Au total, 841 ressortissants étrangers y sont imposés selon leurs dépenses plutôt que sur la base de leurs revenus ou de leur fortune réels. Le canton devance ainsi Vaud, qui compte encore 706 contribuables soumis à ce régime fiscal particulier, note le Walliser Bote.
Le principe est simple, les étrangers qui résident en Suisse sans y exercer d’activité lucrative peuvent, sous certaines conditions, être imposés selon leur train de vie.
En 2023, les contribuables au forfait ont versé 122,5 millions de francs d’impôts au total au canton, aux communes et à la Confédération. Cela représente en moyenne environ 150 000 francs par personne.
Moins de bénéficiaires mais des recettes en hausse
Le succès financier de ce régime peut sembler paradoxal. Depuis plusieurs années, le nombre de contribuables concernés diminue. En 2012, le Valais comptait encore environ 1400 personnes imposées au forfait, soit près du double d’aujourd’hui.
Pourtant, les recettes fiscales n’ont cessé d’augmenter. Elles sont passées d’environ 84 millions de francs en 2012 à plus de 122 millions en 2023.
Cette évolution s’expliquerait notamment par une hausse des montants minimaux imposés et par l’arrivée de contribuables disposant de fortunes plus importantes.
Les autorités ne peuvent toutefois pas donner davantage de détails en raison du secret fiscal.
Des grandes fortunes attirées par les stations valaisannes
Les contribuables concernés viennent principalement de pays européens comme la France, la Grande-Bretagne, la Belgique, les Pays-Bas ou encore l’Italie.
Ils privilégient souvent des régions connues pour leur cadre de vie et leur immobilier haut de gamme, notamment Zermatt, Verbier, Crans-Montana ou la vallée de Conches.
Pour les autorités valaisannes, leur contribution ne se limite pas aux impôts.
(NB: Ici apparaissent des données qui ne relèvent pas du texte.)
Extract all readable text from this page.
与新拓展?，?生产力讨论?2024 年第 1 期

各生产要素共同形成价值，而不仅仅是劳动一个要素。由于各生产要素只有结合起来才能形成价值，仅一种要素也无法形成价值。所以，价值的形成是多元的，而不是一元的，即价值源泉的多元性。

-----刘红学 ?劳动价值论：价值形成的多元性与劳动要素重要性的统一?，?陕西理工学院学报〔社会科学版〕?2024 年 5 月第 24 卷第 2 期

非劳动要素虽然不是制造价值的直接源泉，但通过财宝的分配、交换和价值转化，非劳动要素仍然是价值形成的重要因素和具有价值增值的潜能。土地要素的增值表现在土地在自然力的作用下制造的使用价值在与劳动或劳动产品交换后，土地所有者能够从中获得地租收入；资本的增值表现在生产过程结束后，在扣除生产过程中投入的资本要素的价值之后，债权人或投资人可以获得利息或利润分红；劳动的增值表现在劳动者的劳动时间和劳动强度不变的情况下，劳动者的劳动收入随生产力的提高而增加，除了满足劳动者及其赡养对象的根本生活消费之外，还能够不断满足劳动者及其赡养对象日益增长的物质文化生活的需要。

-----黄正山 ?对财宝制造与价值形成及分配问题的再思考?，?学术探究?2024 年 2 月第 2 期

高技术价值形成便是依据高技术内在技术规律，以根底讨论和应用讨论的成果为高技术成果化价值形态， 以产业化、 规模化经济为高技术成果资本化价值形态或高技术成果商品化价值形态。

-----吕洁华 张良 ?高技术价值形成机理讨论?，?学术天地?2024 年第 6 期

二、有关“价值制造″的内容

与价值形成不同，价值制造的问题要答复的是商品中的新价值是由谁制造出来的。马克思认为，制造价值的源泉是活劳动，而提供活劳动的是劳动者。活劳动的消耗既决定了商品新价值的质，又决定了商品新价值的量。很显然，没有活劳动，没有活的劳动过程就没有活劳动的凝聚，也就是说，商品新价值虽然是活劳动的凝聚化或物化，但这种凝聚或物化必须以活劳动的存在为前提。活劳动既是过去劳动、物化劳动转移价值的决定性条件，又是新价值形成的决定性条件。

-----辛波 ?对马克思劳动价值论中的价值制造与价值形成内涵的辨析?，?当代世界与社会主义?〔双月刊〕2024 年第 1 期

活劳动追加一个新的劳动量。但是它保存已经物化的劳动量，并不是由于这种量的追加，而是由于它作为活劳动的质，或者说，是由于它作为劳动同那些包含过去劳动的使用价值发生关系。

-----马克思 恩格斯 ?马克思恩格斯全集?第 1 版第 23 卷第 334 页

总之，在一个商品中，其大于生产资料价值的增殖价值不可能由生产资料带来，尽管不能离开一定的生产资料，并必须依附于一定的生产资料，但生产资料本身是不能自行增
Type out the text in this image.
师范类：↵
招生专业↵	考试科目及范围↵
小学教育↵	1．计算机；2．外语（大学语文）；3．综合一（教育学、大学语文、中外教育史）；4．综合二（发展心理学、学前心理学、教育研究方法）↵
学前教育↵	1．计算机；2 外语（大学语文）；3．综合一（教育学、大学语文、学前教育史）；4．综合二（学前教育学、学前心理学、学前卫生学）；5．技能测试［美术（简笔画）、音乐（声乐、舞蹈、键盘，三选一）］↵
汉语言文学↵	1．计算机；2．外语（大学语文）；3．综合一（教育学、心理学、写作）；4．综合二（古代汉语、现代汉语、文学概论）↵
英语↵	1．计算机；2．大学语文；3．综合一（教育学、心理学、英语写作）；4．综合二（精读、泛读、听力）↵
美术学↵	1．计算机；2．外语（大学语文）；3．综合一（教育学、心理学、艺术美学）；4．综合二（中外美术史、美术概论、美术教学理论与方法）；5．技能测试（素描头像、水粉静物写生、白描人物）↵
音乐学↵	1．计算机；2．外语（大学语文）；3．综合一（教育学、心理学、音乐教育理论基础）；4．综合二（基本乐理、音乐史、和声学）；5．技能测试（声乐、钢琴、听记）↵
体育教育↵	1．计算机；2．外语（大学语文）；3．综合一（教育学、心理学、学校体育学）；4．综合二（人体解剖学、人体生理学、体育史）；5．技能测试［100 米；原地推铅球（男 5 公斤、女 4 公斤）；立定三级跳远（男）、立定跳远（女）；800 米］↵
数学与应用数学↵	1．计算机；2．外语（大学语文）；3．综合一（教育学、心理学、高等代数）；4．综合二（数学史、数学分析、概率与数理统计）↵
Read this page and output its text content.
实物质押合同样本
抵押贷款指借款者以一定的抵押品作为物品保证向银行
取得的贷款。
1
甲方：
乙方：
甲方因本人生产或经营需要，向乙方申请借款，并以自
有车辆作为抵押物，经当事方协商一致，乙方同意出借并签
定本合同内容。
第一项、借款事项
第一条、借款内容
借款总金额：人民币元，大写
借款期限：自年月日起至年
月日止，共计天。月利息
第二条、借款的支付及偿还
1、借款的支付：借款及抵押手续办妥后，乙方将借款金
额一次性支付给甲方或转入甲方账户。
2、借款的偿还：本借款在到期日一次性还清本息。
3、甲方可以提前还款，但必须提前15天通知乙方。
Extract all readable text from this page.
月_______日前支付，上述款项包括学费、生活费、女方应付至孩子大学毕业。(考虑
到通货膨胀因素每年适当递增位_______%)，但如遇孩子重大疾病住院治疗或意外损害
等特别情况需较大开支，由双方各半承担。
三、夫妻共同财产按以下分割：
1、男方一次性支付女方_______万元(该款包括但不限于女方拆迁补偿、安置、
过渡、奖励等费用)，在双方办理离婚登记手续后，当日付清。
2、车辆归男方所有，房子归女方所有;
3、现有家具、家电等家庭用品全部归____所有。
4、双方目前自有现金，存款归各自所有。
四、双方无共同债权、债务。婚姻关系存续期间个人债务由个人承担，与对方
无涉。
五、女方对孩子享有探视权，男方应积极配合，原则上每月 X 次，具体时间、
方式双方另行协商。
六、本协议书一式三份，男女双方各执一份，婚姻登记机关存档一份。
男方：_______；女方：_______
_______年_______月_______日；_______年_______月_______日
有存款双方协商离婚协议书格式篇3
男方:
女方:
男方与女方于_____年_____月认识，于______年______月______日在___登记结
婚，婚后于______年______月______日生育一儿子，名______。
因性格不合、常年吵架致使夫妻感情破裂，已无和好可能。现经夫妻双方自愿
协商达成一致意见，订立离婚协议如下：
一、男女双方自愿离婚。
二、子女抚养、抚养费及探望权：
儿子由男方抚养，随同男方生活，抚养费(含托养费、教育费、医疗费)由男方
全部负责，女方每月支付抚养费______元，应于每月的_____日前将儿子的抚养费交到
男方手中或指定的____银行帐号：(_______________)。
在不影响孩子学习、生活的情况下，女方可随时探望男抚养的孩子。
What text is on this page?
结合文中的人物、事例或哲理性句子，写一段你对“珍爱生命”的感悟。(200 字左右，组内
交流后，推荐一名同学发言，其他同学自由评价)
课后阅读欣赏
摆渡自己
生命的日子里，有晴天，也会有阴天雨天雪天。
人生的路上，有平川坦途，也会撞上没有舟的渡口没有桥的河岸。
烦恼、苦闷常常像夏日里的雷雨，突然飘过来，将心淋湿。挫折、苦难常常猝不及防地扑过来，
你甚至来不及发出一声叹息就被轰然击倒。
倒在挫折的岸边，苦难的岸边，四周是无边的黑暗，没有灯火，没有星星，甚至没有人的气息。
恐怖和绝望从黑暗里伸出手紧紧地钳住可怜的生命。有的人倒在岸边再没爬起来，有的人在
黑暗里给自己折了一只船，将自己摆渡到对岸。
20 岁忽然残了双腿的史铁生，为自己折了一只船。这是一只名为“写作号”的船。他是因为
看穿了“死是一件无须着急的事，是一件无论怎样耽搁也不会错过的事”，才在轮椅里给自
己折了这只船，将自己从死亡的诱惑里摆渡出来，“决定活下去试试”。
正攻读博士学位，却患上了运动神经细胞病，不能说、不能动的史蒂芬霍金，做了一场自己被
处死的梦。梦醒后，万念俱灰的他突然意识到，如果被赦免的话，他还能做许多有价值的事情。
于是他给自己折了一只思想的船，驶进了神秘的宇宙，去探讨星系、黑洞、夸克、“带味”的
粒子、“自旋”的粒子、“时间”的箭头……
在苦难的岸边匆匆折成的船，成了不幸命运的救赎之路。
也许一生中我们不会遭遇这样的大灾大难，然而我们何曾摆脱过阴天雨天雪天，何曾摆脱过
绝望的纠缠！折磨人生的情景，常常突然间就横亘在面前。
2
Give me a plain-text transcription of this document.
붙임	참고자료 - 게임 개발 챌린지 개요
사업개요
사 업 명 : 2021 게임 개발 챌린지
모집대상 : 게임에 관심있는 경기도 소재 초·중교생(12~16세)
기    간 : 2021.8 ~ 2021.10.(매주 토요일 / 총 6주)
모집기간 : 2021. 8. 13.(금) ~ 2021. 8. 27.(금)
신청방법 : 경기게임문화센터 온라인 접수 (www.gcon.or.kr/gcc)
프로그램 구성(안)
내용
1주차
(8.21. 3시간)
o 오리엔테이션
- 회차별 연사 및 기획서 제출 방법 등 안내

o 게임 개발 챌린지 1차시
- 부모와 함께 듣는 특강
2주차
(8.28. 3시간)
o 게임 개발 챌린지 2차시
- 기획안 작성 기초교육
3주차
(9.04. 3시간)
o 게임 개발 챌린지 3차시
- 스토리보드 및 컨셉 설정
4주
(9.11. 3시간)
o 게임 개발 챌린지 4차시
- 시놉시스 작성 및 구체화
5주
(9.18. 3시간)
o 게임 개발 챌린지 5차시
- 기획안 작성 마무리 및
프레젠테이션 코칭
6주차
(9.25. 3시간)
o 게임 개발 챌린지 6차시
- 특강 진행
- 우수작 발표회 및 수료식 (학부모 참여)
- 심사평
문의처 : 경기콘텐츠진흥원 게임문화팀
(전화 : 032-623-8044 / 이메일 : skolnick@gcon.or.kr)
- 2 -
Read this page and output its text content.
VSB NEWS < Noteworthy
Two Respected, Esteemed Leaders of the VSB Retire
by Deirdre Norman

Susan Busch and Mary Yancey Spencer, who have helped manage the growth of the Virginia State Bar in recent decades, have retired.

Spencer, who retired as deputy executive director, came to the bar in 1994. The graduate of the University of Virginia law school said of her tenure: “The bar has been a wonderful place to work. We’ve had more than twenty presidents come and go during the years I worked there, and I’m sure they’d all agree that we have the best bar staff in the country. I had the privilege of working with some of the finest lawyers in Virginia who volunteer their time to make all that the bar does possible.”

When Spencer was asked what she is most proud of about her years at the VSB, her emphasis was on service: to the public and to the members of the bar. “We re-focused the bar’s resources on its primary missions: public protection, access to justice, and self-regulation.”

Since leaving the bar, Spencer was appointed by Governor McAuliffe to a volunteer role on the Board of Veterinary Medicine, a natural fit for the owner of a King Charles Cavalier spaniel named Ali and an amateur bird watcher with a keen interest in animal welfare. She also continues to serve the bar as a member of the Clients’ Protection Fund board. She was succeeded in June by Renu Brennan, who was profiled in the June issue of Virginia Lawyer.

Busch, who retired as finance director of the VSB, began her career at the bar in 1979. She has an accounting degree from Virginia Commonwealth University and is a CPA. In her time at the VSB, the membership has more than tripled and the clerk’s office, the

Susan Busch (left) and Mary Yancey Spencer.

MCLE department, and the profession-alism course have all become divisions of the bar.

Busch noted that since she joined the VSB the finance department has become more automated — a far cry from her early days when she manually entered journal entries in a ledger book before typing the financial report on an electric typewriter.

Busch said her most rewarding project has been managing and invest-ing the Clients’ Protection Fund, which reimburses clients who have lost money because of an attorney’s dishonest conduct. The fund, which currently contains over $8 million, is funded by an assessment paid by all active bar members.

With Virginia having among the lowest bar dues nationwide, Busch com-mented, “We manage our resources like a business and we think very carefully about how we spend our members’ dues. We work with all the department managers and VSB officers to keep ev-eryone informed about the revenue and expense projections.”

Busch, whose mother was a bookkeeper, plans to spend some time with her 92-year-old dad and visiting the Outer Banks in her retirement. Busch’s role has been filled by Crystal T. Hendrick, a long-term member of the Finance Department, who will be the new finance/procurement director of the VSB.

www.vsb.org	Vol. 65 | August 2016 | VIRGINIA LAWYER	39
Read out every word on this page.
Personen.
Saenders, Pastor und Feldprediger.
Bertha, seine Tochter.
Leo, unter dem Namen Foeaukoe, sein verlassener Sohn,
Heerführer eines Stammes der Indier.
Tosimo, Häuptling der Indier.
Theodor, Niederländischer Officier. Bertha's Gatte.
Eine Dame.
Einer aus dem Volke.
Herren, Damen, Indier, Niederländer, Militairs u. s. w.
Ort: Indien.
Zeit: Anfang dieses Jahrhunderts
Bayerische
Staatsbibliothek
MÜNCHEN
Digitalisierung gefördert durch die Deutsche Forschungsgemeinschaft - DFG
Ces résidents fortunés participent également à l’économie locale à travers leurs dépenses dans l’immobilier, les rénovations, l’hôtellerie, la restauration, les services ou encore les loisirs.
Selon les estimations du canton relayées par 20Minutes, leur présence soutiendrait environ 4000 emplois directs et indirects.
Un régime toujours contesté
Malgré son poids économique, l’imposition forfaitaire reste un sujet de débat en Suisse.
Ses opposants dénoncent un système considéré comme un avantage réservé aux grandes fortunes étrangères. Certains craignent également que l’arrivée de résidents très aisés contribue à faire grimper les prix de l’immobilier dans certaines stations touristiques.
Les défenseurs du régime estiment au contraire que ces contribuables apportent des ressources importantes sans prendre d’emplois aux habitants et qu’ils participent activement à l’économie régionale.
Plusieurs cantons suisses ont déjà supprimé ce dispositif. Mais en Valais, une disparition du forfait fiscal semble aujourd’hui peu probable. Les recettes qu’il génère restent trop importantes pour les finances publiques.
Le canton continue donc de miser sur ce modèle, malgré les critiques, en considérant ces contribuables comme un atout économique majeur.